Brebes – Pemerintah Provinsi Jawa Tengah terus mempercepat pembangunan infrastruktur pertanian pada 2025 sebagai langkah untuk memperkuat posisi Jateng sebagai penopang pangan nasional sekaligus menjaga ketahanan pangan di tingkat daerah.
Salah satu program utama yang digenjot tahun ini adalah pembangunan 10 embung di berbagai wilayah. Dari jumlah tersebut, delapan embung merupakan proyek baru, sedangkan dua lainnya menjalani proses rehabilitasi.
Kepala Dinas Pekerjaan Umum Sumber Daya Air dan Penataan Ruang (Pusdataru) Jateng, Henggar Budi Anggoro, menjelaskan bahwa pembangunan embung tersebut ditujukan untuk meningkatkan kualitas irigasi, memastikan ketersediaan air saat musim kemarau, serta menggenjot produktivitas pertanian terutama di kawasan rawan kekeringan.
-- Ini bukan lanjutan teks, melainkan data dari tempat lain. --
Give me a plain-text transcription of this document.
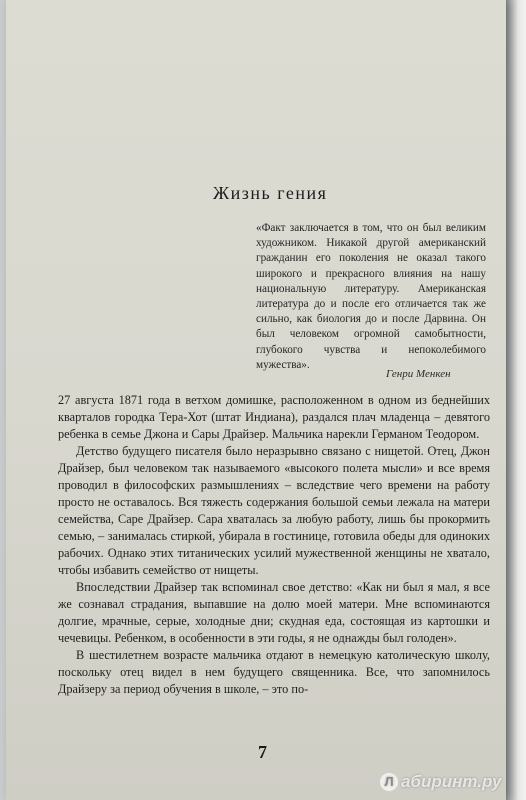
Жизнь гения
«Факт заключается в том, что он был великим художником. Никакой другой американский гражданин его поколения не оказал такого широкого и прекрасного влияния на нашу национальную литературу. Американская литература до и после его отличается так же сильно, как биология до и после Дарвина. Он был человеком огромной самобытности, глубокого чувства и непоколебимого мужества».
Генри Менкен

27 августа 1871 года в ветхом домишке, расположенном в одном из беднейших кварталов городка Тера-Хот (штат Индиана), раздался плач младенца – девятого ребенка в семье Джона и Сары Драйзер. Мальчика нарекли Германом Теодором.

Детство будущего писателя было неразрывно связано с нищетой. Отец, Джон Драйзер, был человеком так называемого «высокого полета мысли» и все время проводил в философских размышлениях – вследствие чего времени на работу просто не оставалось. Вся тяжесть содержания большой семьи лежала на матери семейства, Саре Драйзер. Сара хваталась за любую работу, лишь бы прокормить семью, – занималась стиркой, убирала в гостинице, готовила обеды для одиноких рабочих. Однако этих титанических усилий мужественной женщины не хватало, чтобы избавить семейство от нищеты.

Впоследствии Драйзер так вспоминал свое детство: «Как ни был я мал, я все же сознавал страдания, выпавшие на долю моей матери. Мне вспоминаются долгие, мрачные, серые, холодные дни; скудная еда, состоящая из картошки и чечевицы. Ребенком, в особенности в эти годы, я не однажды был голоден».

В шестилетнем возрасте мальчика отдают в немецкую католическую школу, поскольку отец видел в нем будущего священника. Все, что запомнилось Драйзеру за период обучения в школе, – это по-

7
Л абиринт.ру
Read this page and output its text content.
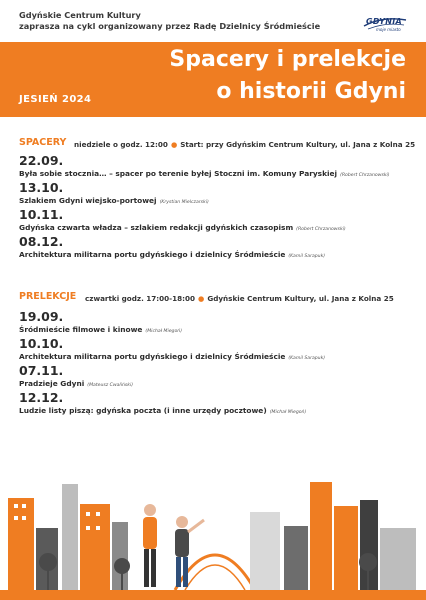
Gdyńskie Centrum Kultury
zaprasza na cykl organizowany przez Radę Dzielnicy Śródmieście	GDYNIA
moje miasto
Spacery i prelekcje
o historii Gdyni
JESIEŃ 2024
SPACERY niedziele o godz. 12:00 ● Start: przy Gdyńskim Centrum Kultury, ul. Jana z Kolna 25
22.09.
Była sobie stocznia… – spacer po terenie byłej Stoczni im. Komuny Paryskiej (Robert Chrzanowski)
13.10.
Szlakiem Gdyni wiejsko-portowej (Krystian Mielczarski)
10.11.
Gdyńska czwarta władza – szlakiem redakcji gdyńskich czasopism (Robert Chrzanowski)
08.12.
Architektura militarna portu gdyńskiego i dzielnicy Śródmieście (Kamil Sarapuk)
PRELEKCJE czwartki godz. 17:00-18:00 ● Gdyńskie Centrum Kultury, ul. Jana z Kolna 25
19.09.
Śródmieście filmowe i kinowe (Michał Miegoń)
10.10.
Architektura militarna portu gdyńskiego i dzielnicy Śródmieście (Kamil Sarapuk)
07.11.
Pradzieje Gdyni (Mateusz Cwaliński)
12.12.
Ludzie listy piszą: gdyńska poczta (i inne urzędy pocztowe) (Michał Miegoń)
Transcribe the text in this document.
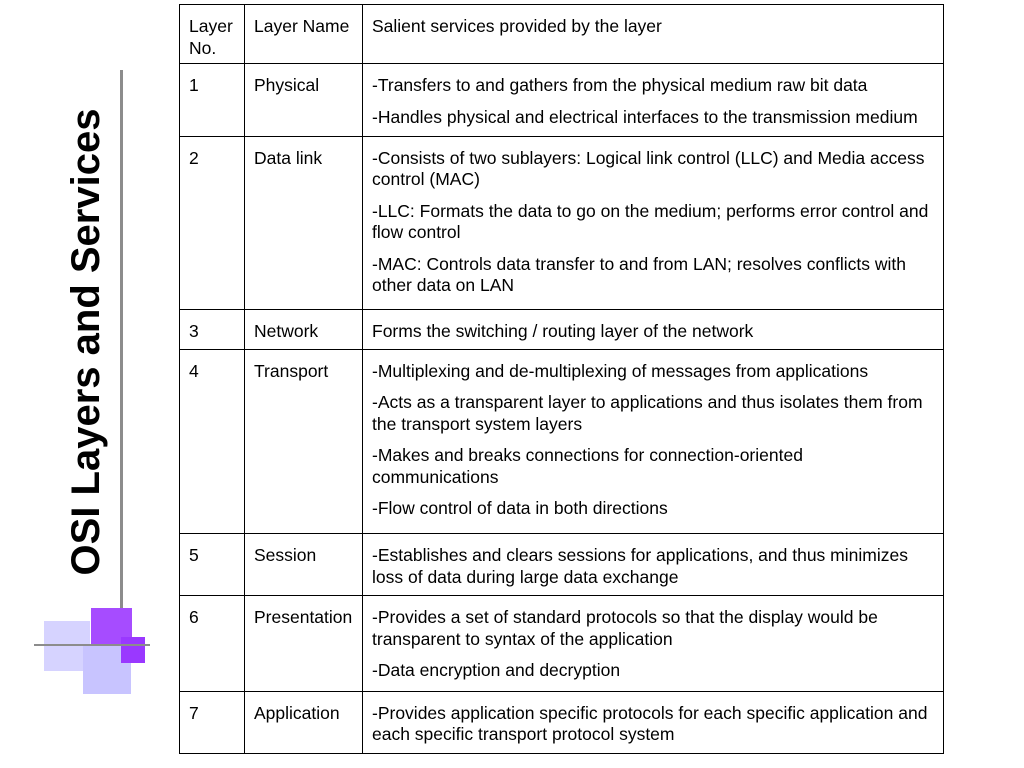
OSI Layers and Services
Layer No.	Layer Name	Salient services provided by the layer
1	Physical	-Transfers to and gathers from the physical medium raw bit data
-Handles physical and electrical interfaces to the transmission medium

2	Data link	-Consists of two sublayers: Logical link control (LLC) and Media access control (MAC)
-LLC: Formats the data to go on the medium; performs error control and flow control
-MAC: Controls data transfer to and from LAN; resolves conflicts with other data on LAN

3	Network	Forms the switching / routing layer of the network

4	Transport	-Multiplexing and de-multiplexing of messages from applications
-Acts as a transparent layer to applications and thus isolates them from the transport system layers
-Makes and breaks connections for connection-oriented communications
-Flow control of data in both directions

5	Session	-Establishes and clears sessions for applications, and thus minimizes loss of data during large data exchange

6	Presentation	-Provides a set of standard protocols so that the display would be transparent to syntax of the application
-Data encryption and decryption

7	Application	-Provides application specific protocols for each specific application and each specific transport protocol system
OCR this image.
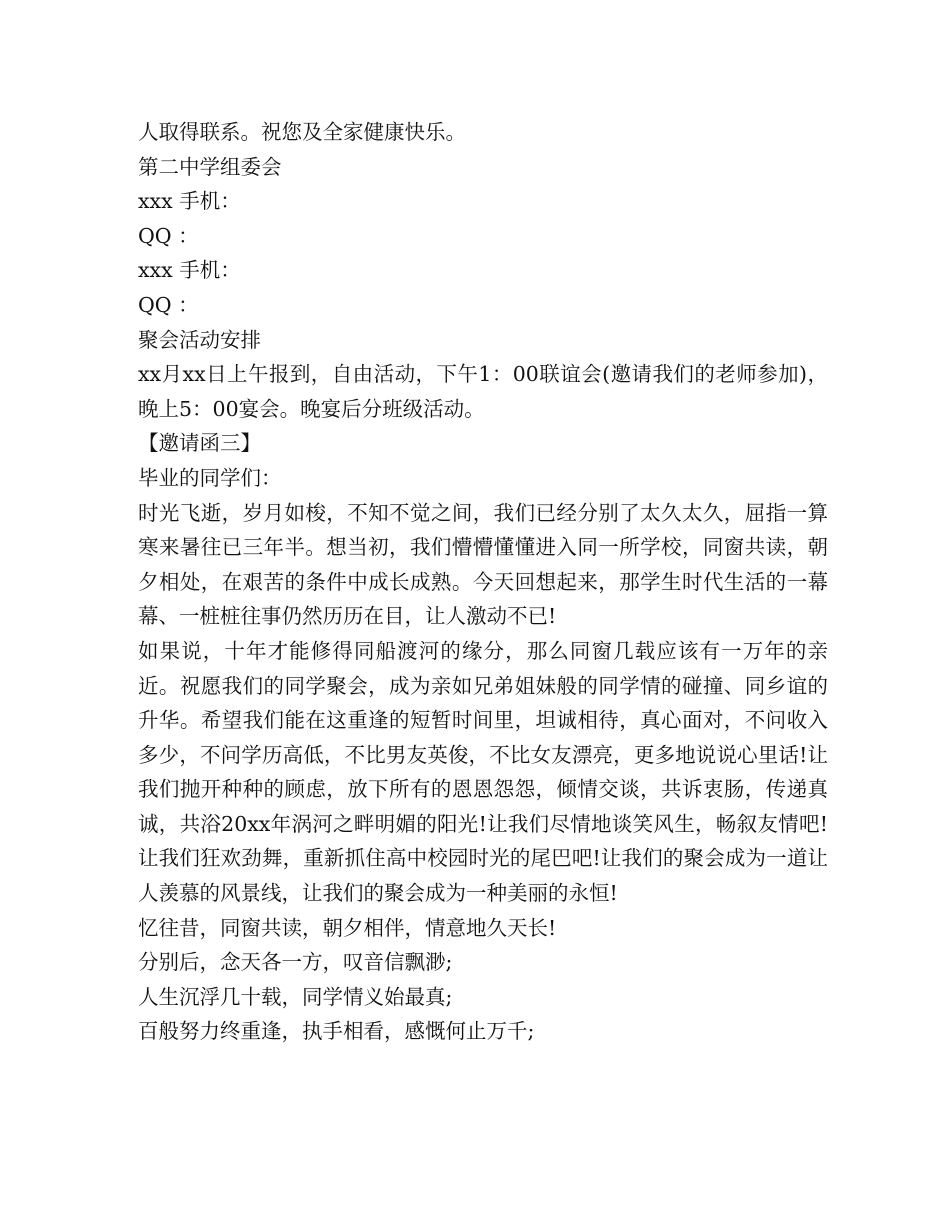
人取得联系。祝您及全家健康快乐。
第二中学组委会
xxx 手机：
QQ ：
xxx 手机：
QQ ：
聚会活动安排
xx月xx日上午报到，自由活动，下午1：00联谊会(邀请我们的老师参加)，晚上5：00宴会。晚宴后分班级活动。
【邀请函三】
毕业的同学们：
时光飞逝，岁月如梭，不知不觉之间，我们已经分别了太久太久，屈指一算寒来暑往已三年半。想当初，我们懵懵懂懂进入同一所学校，同窗共读，朝夕相处，在艰苦的条件中成长成熟。今天回想起来，那学生时代生活的一幕幕、一桩桩往事仍然历历在目，让人激动不已!
如果说，十年才能修得同船渡河的缘分，那么同窗几载应该有一万年的亲近。祝愿我们的同学聚会，成为亲如兄弟姐妹般的同学情的碰撞、同乡谊的升华。希望我们能在这重逢的短暂时间里，坦诚相待，真心面对，不问收入多少，不问学历高低，不比男友英俊，不比女友漂亮，更多地说说心里话!让我们抛开种种的顾虑，放下所有的恩恩怨怨，倾情交谈，共诉衷肠，传递真诚，共浴20xx年涡河之畔明媚的阳光!让我们尽情地谈笑风生，畅叙友情吧!让我们狂欢劲舞，重新抓住高中校园时光的尾巴吧!让我们的聚会成为一道让人羡慕的风景线，让我们的聚会成为一种美丽的永恒!
忆往昔，同窗共读，朝夕相伴，情意地久天长!
分别后，念天各一方，叹音信飘渺;
人生沉浮几十载，同学情义始最真;
百般努力终重逢，执手相看，感慨何止万千;
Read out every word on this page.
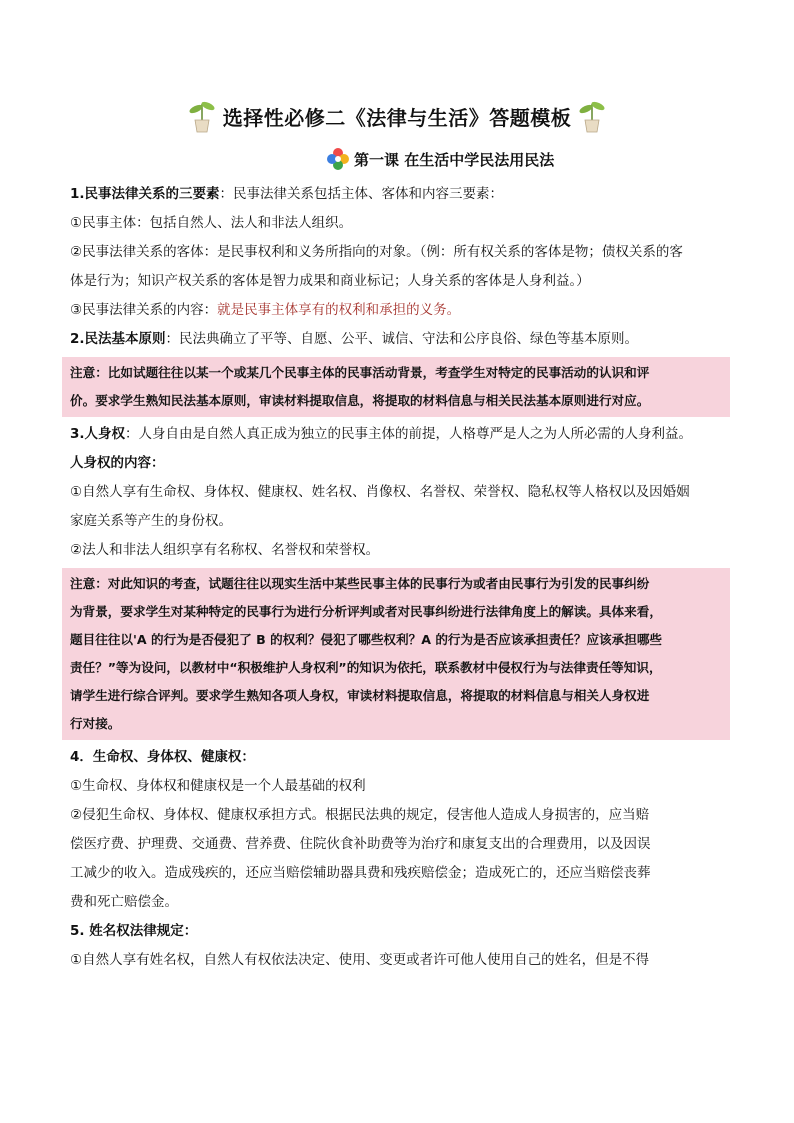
选择性必修二《法律与生活》答题模板
第一课 在生活中学民法用民法

1.民事法律关系的三要素：民事法律关系包括主体、客体和内容三要素：

①民事主体：包括自然人、法人和非法人组织。

②民事法律关系的客体：是民事权利和义务所指向的对象。（例：所有权关系的客体是物；债权关系的客

体是行为；知识产权关系的客体是智力成果和商业标记；人身关系的客体是人身利益。）

③民事法律关系的内容：就是民事主体享有的权利和承担的义务。

2.民法基本原则：民法典确立了平等、自愿、公平、诚信、守法和公序良俗、绿色等基本原则。

注意：比如试题往往以某一个或某几个民事主体的民事活动背景，考查学生对特定的民事活动的认识和评

价。要求学生熟知民法基本原则，审读材料提取信息，将提取的材料信息与相关民法基本原则进行对应。

3.人身权：人身自由是自然人真正成为独立的民事主体的前提，人格尊严是人之为人所必需的人身利益。

人身权的内容：

①自然人享有生命权、身体权、健康权、姓名权、肖像权、名誉权、荣誉权、隐私权等人格权以及因婚姻

家庭关系等产生的身份权。

②法人和非法人组织享有名称权、名誉权和荣誉权。

注意：对此知识的考查，试题往往以现实生活中某些民事主体的民事行为或者由民事行为引发的民事纠纷

为背景，要求学生对某种特定的民事行为进行分析评判或者对民事纠纷进行法律角度上的解读。具体来看，

题目往往以'A 的行为是否侵犯了 B 的权利？侵犯了哪些权利？A 的行为是否应该承担责任？应该承担哪些

责任？”等为设问，以教材中“积极维护人身权利”的知识为依托，联系教材中侵权行为与法律责任等知识，

请学生进行综合评判。要求学生熟知各项人身权，审读材料提取信息，将提取的材料信息与相关人身权进

行对接。

4．生命权、身体权、健康权：

①生命权、身体权和健康权是一个人最基础的权利

②侵犯生命权、身体权、健康权承担方式。根据民法典的规定，侵害他人造成人身损害的，应当赔

偿医疗费、护理费、交通费、营养费、住院伙食补助费等为治疗和康复支出的合理费用，以及因误

工减少的收入。造成残疾的，还应当赔偿辅助器具费和残疾赔偿金；造成死亡的，还应当赔偿丧葬

费和死亡赔偿金。

5. 姓名权法律规定：

①自然人享有姓名权，自然人有权依法决定、使用、变更或者许可他人使用自己的姓名，但是不得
“Total anggarannya mencapai Rp118 miliar dengan 24 paket pekerjaan pada 2025, termasuk pembangunan delapan embung baru dan rehabilitasi dua embung,” ujarnya dikutip dari laman jatengprov Kamis (13/11).

Henggar merinci kapasitas embung yang dibangun, antara lain:
- Embung Salam: 10.916,50 m³
- Embung Selur: 25.693,75 m³
- Embung Rondo Kuning: 24.292,5 m³
- Embung Geblok: 6.450 m³
- Embung Karangjati: 70.875 m³
- Embung Kemurang Wetan: 12.468 m³
- Embung Tegalwulung: 10.747 m³
- Embung Plosorejo: 25.145 m³
“Kami memastikan seluruh pekerjaan infrastruktur tersebut rampung pada 2025,” tegasnya.
Salah satu pembangunan embung yang sudah berjalan adalah di Desa Kemurang Wetan, Kecamatan Tanjung, Kabupaten Brebes. Progres proyek tersebut mencapai 80 persen. Kepala Desa Kemurang Wetan, Dustam, menyampaikan bahwa kehadiran embung sangat membantu petani bawang merah yang selama ini kesulitan air saat kemarau.
“Kalau musim kemarau biasanya petani kesulitan air. Masa tanam hanya bisa dua kali. Dengan embung ini, kebutuhan air bisa lebih terpenuhi,” tuturnya.
Dia menambahkan, kapasitas tampungan embung tersebut mampu mendukung irigasi untuk lebih dari 40 hektare sawah.
Petani setempat, Sukim, mengaku terbantu dengan pembangunan embung. Selama ini, saat kemarau banyak petani terpaksa tidak menanam karena biaya mengambil air dari sungai cukup mahal.
“Kalau kemarau airnya sulit. Kalau ambil dari sungai biayanya besar. Adanya embung ini membuat kami bisa kembali bersemangat menanam,” ungkapnya.
Menurutnya, embung menjadi solusi nyata bagi petani setempat dalam menghadapi kekeringan.